Afghanistan. Broken promise
Edizioni Charta
Milano, 2007; paperback, pp. 111, ill., cm 27x21.
ISBN: 88-8158-646-0
- EAN13: 9788881586462
Subject: Photography,Travel's Culture
Period: 1960- Contemporary Period
Places: Out of Europe
Languages:
Weight: 0.54 kg
Moises Saman, born in Lima, Peru, in 1974, was a Los Angeles college student when he traveled Chiapas to photograph the aftermath of the 1995 Zapatista uprising. After graduation he traveled to Kosovo, and he's been working as a photojournalist ever since. Saman was one of only a few American photographers to remain in Baghdad during the 2003 Coalition bombing campaign, when he was arrested and accused of espionage by the Iraqi secret police.
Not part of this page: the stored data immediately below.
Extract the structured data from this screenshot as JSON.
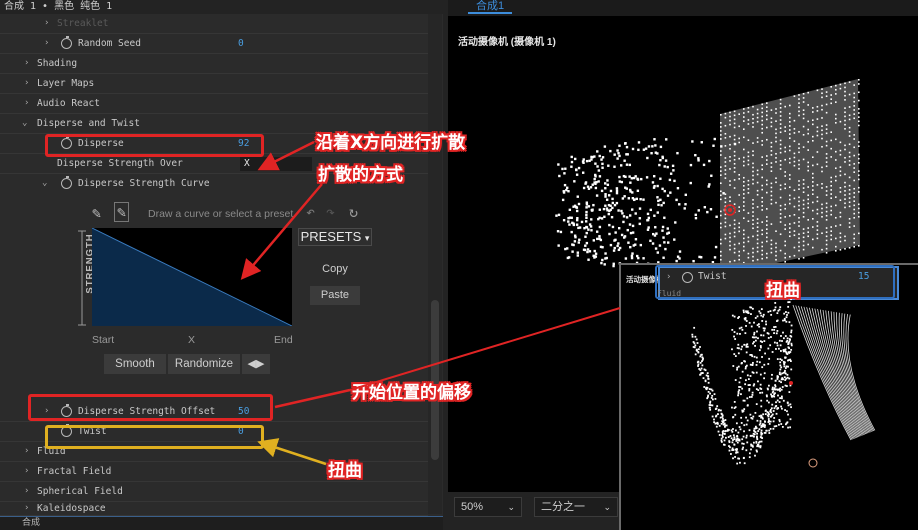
{
  "left_panel": {
    "header": "合成 1 • 黑色 纯色 1",
    "rows": [
      {
        "label": "Streaklet",
        "value": ""
      },
      {
        "label": "Random Seed",
        "value": "0"
      },
      {
        "label": "Shading",
        "value": ""
      },
      {
        "label": "Layer Maps",
        "value": ""
      },
      {
        "label": "Audio React",
        "value": ""
      },
      {
        "label": "Disperse and Twist",
        "value": ""
      },
      {
        "label": "Disperse",
        "value": "92"
      },
      {
        "label": "Disperse Strength Over",
        "value": "X"
      },
      {
        "label": "Disperse Strength Curve",
        "value": ""
      },
      {
        "label": "Disperse Strength Offset",
        "value": "50"
      },
      {
        "label": "Twist",
        "value": "0"
      },
      {
        "label": "Fluid",
        "value": ""
      },
      {
        "label": "Fractal Field",
        "value": ""
      },
      {
        "label": "Spherical Field",
        "value": ""
      },
      {
        "label": "Kaleidospace",
        "value": ""
      }
    ],
    "footer": "合成"
  },
  "curve_editor": {
    "hint": "Draw a curve or select a preset",
    "axis_label": "STRENGTH",
    "x_start": "Start",
    "x_mid": "X",
    "x_end": "End",
    "presets": "PRESETS",
    "copy": "Copy",
    "paste": "Paste",
    "smooth": "Smooth",
    "randomize": "Randomize"
  },
  "viewer": {
    "tab": "合成1",
    "camera_label": "活动摄像机 (摄像机 1)",
    "zoom": "50%",
    "resolution": "二分之一"
  },
  "inset": {
    "camera_label": "活动摄像机",
    "twist_label": "Twist",
    "twist_value": "15",
    "fluid_label": "Fluid"
  },
  "annotations": {
    "disperse_x": "沿着X方向进行扩散",
    "disperse_mode": "扩散的方式",
    "offset": "开始位置的偏移",
    "twist_left": "扭曲",
    "twist_right": "扭曲"
  },
  "colors": {
    "accent_blue": "#4a9ee0",
    "annotation_red": "#e02424",
    "annotation_yellow": "#e0b020",
    "curve_fill": "#0b2a4a"
  }
}
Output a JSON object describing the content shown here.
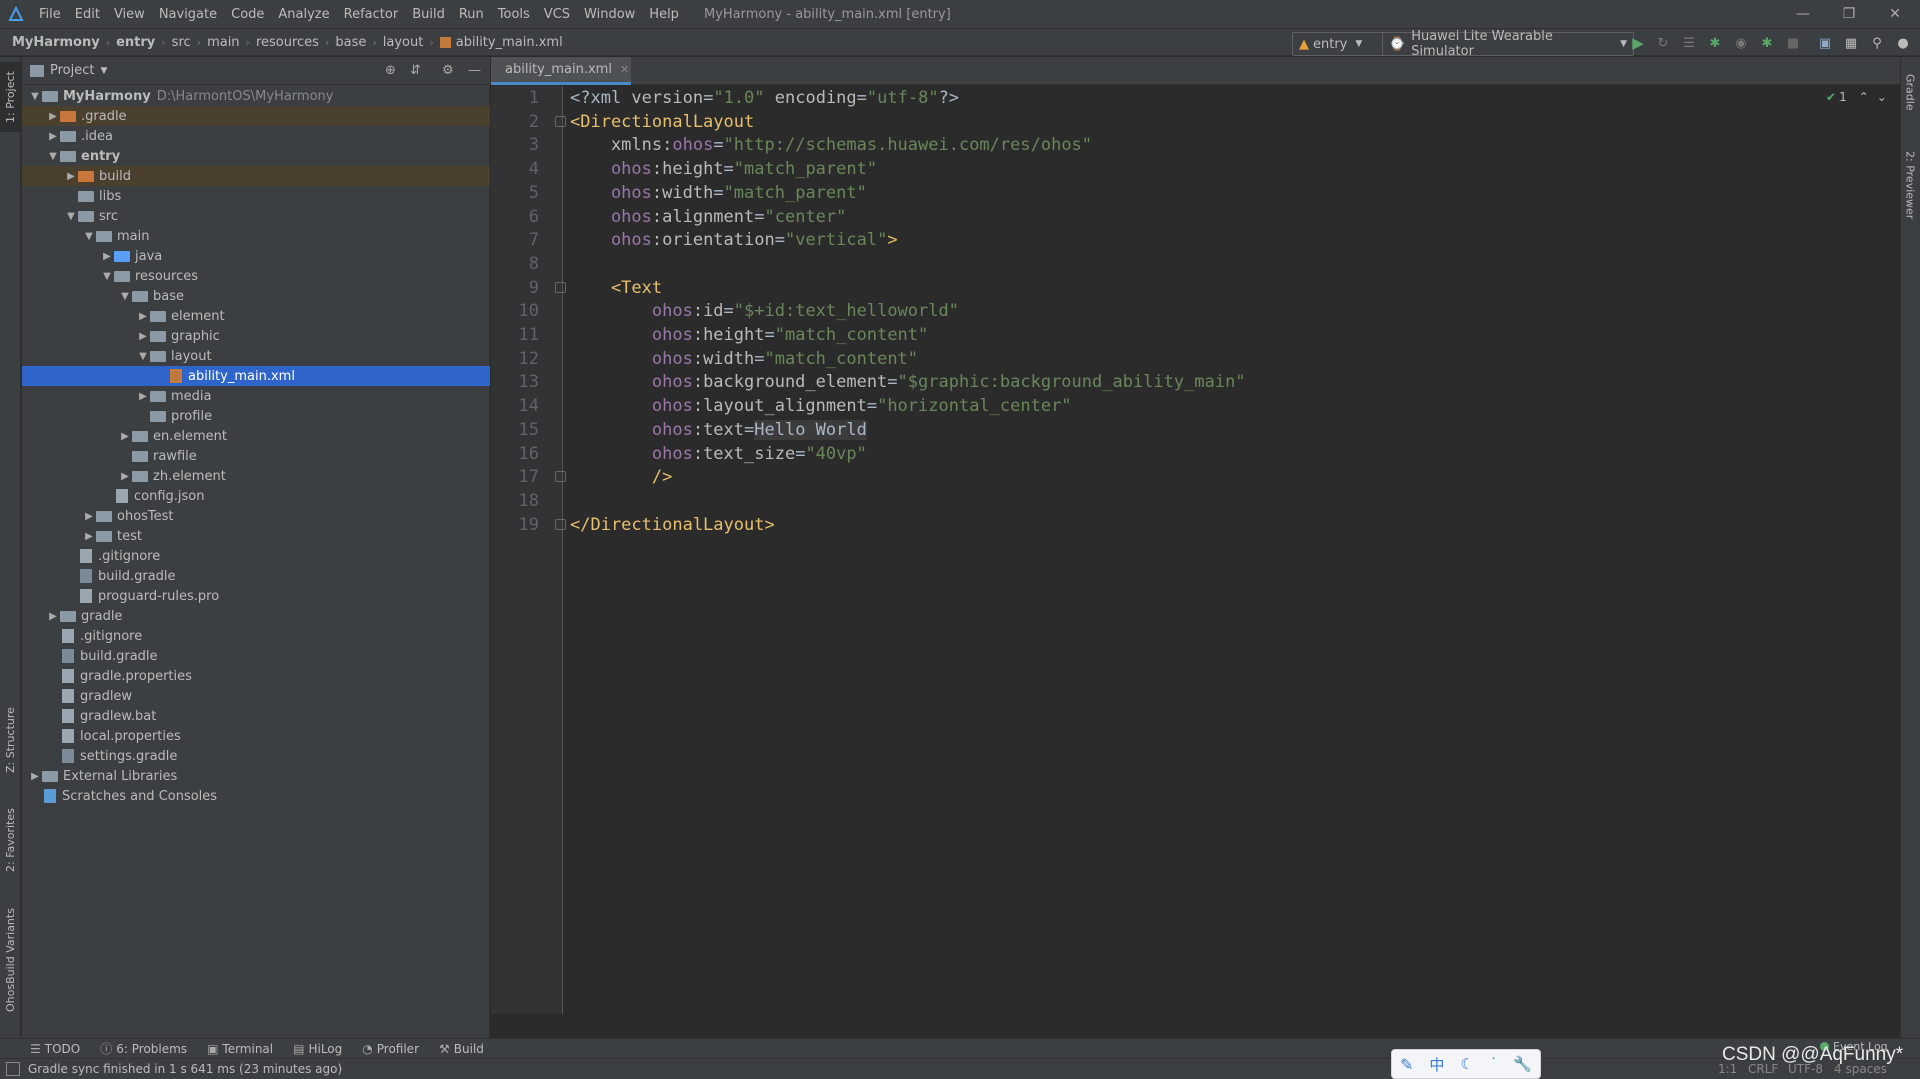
{
  "menubar": {
    "items": [
      "File",
      "Edit",
      "View",
      "Navigate",
      "Code",
      "Analyze",
      "Refactor",
      "Build",
      "Run",
      "Tools",
      "VCS",
      "Window",
      "Help"
    ],
    "window_title": "MyHarmony - ability_main.xml [entry]"
  },
  "breadcrumb": [
    "MyHarmony",
    "entry",
    "src",
    "main",
    "resources",
    "base",
    "layout",
    "ability_main.xml"
  ],
  "toolbar": {
    "module_combo": "entry",
    "device_combo": "Huawei Lite Wearable Simulator"
  },
  "project_panel": {
    "title": "Project",
    "root_name": "MyHarmony",
    "root_path": "D:\\HarmontOS\\MyHarmony",
    "tree": [
      {
        "label": ".gradle",
        "indent": 1,
        "arrow": "right",
        "icon": "folder-orange",
        "ignored": true
      },
      {
        "label": ".idea",
        "indent": 1,
        "arrow": "right",
        "icon": "folder"
      },
      {
        "label": "entry",
        "indent": 1,
        "arrow": "down",
        "icon": "folder-module",
        "bold": true
      },
      {
        "label": "build",
        "indent": 2,
        "arrow": "right",
        "icon": "folder-orange",
        "ignored": true
      },
      {
        "label": "libs",
        "indent": 2,
        "arrow": "",
        "icon": "folder"
      },
      {
        "label": "src",
        "indent": 2,
        "arrow": "down",
        "icon": "folder"
      },
      {
        "label": "main",
        "indent": 3,
        "arrow": "down",
        "icon": "folder"
      },
      {
        "label": "java",
        "indent": 4,
        "arrow": "right",
        "icon": "folder-blue"
      },
      {
        "label": "resources",
        "indent": 4,
        "arrow": "down",
        "icon": "folder-res"
      },
      {
        "label": "base",
        "indent": 5,
        "arrow": "down",
        "icon": "folder"
      },
      {
        "label": "element",
        "indent": 6,
        "arrow": "right",
        "icon": "folder"
      },
      {
        "label": "graphic",
        "indent": 6,
        "arrow": "right",
        "icon": "folder"
      },
      {
        "label": "layout",
        "indent": 6,
        "arrow": "down",
        "icon": "folder"
      },
      {
        "label": "ability_main.xml",
        "indent": 7,
        "arrow": "",
        "icon": "xml-file",
        "selected": true
      },
      {
        "label": "media",
        "indent": 6,
        "arrow": "right",
        "icon": "folder"
      },
      {
        "label": "profile",
        "indent": 6,
        "arrow": "",
        "icon": "folder"
      },
      {
        "label": "en.element",
        "indent": 5,
        "arrow": "right",
        "icon": "folder"
      },
      {
        "label": "rawfile",
        "indent": 5,
        "arrow": "",
        "icon": "folder"
      },
      {
        "label": "zh.element",
        "indent": 5,
        "arrow": "right",
        "icon": "folder"
      },
      {
        "label": "config.json",
        "indent": 4,
        "arrow": "",
        "icon": "json-file"
      },
      {
        "label": "ohosTest",
        "indent": 3,
        "arrow": "right",
        "icon": "folder"
      },
      {
        "label": "test",
        "indent": 3,
        "arrow": "right",
        "icon": "folder"
      },
      {
        "label": ".gitignore",
        "indent": 2,
        "arrow": "",
        "icon": "text-file"
      },
      {
        "label": "build.gradle",
        "indent": 2,
        "arrow": "",
        "icon": "gradle-file"
      },
      {
        "label": "proguard-rules.pro",
        "indent": 2,
        "arrow": "",
        "icon": "text-file"
      },
      {
        "label": "gradle",
        "indent": 1,
        "arrow": "right",
        "icon": "folder"
      },
      {
        "label": ".gitignore",
        "indent": 1,
        "arrow": "",
        "icon": "text-file"
      },
      {
        "label": "build.gradle",
        "indent": 1,
        "arrow": "",
        "icon": "gradle-file"
      },
      {
        "label": "gradle.properties",
        "indent": 1,
        "arrow": "",
        "icon": "properties-file"
      },
      {
        "label": "gradlew",
        "indent": 1,
        "arrow": "",
        "icon": "script-file"
      },
      {
        "label": "gradlew.bat",
        "indent": 1,
        "arrow": "",
        "icon": "script-file"
      },
      {
        "label": "local.properties",
        "indent": 1,
        "arrow": "",
        "icon": "properties-file"
      },
      {
        "label": "settings.gradle",
        "indent": 1,
        "arrow": "",
        "icon": "gradle-file"
      },
      {
        "label": "External Libraries",
        "indent": 0,
        "arrow": "right",
        "icon": "library"
      },
      {
        "label": "Scratches and Consoles",
        "indent": 0,
        "arrow": "",
        "icon": "scratches"
      }
    ]
  },
  "editor": {
    "tab_label": "ability_main.xml",
    "inspection_count": "1",
    "lines": [
      [
        [
          "pi",
          "<?xml "
        ],
        [
          "attr",
          "version"
        ],
        [
          "pi",
          "="
        ],
        [
          "val",
          "\"1.0\""
        ],
        [
          "pi",
          " "
        ],
        [
          "attr",
          "encoding"
        ],
        [
          "pi",
          "="
        ],
        [
          "val",
          "\"utf-8\""
        ],
        [
          "pi",
          "?>"
        ]
      ],
      [
        [
          "tag",
          "<DirectionalLayout"
        ]
      ],
      [
        [
          "attr",
          "    xmlns:"
        ],
        [
          "ns",
          "ohos"
        ],
        [
          "pi",
          "="
        ],
        [
          "val",
          "\"http://schemas.huawei.com/res/ohos\""
        ]
      ],
      [
        [
          "ns",
          "    ohos"
        ],
        [
          "attr",
          ":height"
        ],
        [
          "pi",
          "="
        ],
        [
          "val",
          "\"match_parent\""
        ]
      ],
      [
        [
          "ns",
          "    ohos"
        ],
        [
          "attr",
          ":width"
        ],
        [
          "pi",
          "="
        ],
        [
          "val",
          "\"match_parent\""
        ]
      ],
      [
        [
          "ns",
          "    ohos"
        ],
        [
          "attr",
          ":alignment"
        ],
        [
          "pi",
          "="
        ],
        [
          "val",
          "\"center\""
        ]
      ],
      [
        [
          "ns",
          "    ohos"
        ],
        [
          "attr",
          ":orientation"
        ],
        [
          "pi",
          "="
        ],
        [
          "val",
          "\"vertical\""
        ],
        [
          "tag",
          ">"
        ]
      ],
      [],
      [
        [
          "tag",
          "    <Text"
        ]
      ],
      [
        [
          "ns",
          "        ohos"
        ],
        [
          "attr",
          ":id"
        ],
        [
          "pi",
          "="
        ],
        [
          "val",
          "\"$+id:text_helloworld\""
        ]
      ],
      [
        [
          "ns",
          "        ohos"
        ],
        [
          "attr",
          ":height"
        ],
        [
          "pi",
          "="
        ],
        [
          "val",
          "\"match_content\""
        ]
      ],
      [
        [
          "ns",
          "        ohos"
        ],
        [
          "attr",
          ":width"
        ],
        [
          "pi",
          "="
        ],
        [
          "val",
          "\"match_content\""
        ]
      ],
      [
        [
          "ns",
          "        ohos"
        ],
        [
          "attr",
          ":background_element"
        ],
        [
          "pi",
          "="
        ],
        [
          "val",
          "\"$graphic:background_ability_main\""
        ]
      ],
      [
        [
          "ns",
          "        ohos"
        ],
        [
          "attr",
          ":layout_alignment"
        ],
        [
          "pi",
          "="
        ],
        [
          "val",
          "\"horizontal_center\""
        ]
      ],
      [
        [
          "ns",
          "        ohos"
        ],
        [
          "attr",
          ":text"
        ],
        [
          "pi",
          "="
        ],
        [
          "hl",
          "Hello World"
        ]
      ],
      [
        [
          "ns",
          "        ohos"
        ],
        [
          "attr",
          ":text_size"
        ],
        [
          "pi",
          "="
        ],
        [
          "val",
          "\"40vp\""
        ]
      ],
      [
        [
          "tag",
          "        />"
        ]
      ],
      [],
      [
        [
          "tag",
          "</DirectionalLayout>"
        ]
      ]
    ]
  },
  "left_strip": {
    "project_tab": "1: Project",
    "structure_tab": "Z: Structure",
    "favorites_tab": "2: Favorites",
    "build_variants_tab": "OhosBuild Variants"
  },
  "right_strip": {
    "gradle_tab": "Gradle",
    "previewer_tab": "2: Previewer"
  },
  "bottom_tools": [
    "TODO",
    "6: Problems",
    "Terminal",
    "HiLog",
    "Profiler",
    "Build"
  ],
  "status": {
    "message": "Gradle sync finished in 1 s 641 ms (23 minutes ago)",
    "event_log": "Event Log",
    "position": "1:1",
    "line_sep": "CRLF",
    "encoding": "UTF-8",
    "indent": "4 spaces",
    "watermark": "CSDN @@AqFunny*"
  },
  "ime": {
    "lang": "中"
  }
}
He spent eight days in prison before being deported to Jordan, after which he returned to continue his coverage. In this book, he returns to Afghanistan. The dramatic photographs collected in Afghanistan Broken Promises track five years of conflict in that country, and observe the apparent failure of the reconstruction effort: due to violence and government corruption, all of the large-scale reconstruction projects outside Kabul are at a standstill, while high-rise luxury hotels and late-model BMWs can be seen all over the capital. As before and during Taliban rule, warlords and militias control whole provinces without regard for human rights. And now the Taliban itself has been embarking on major offensives again. Broken Promise observes the lives of Afghan civilians beginning with the 2001 U.S. invasion and up through the resurgence of violence in 2006-07. Saman is a full-time photographer for Newsday.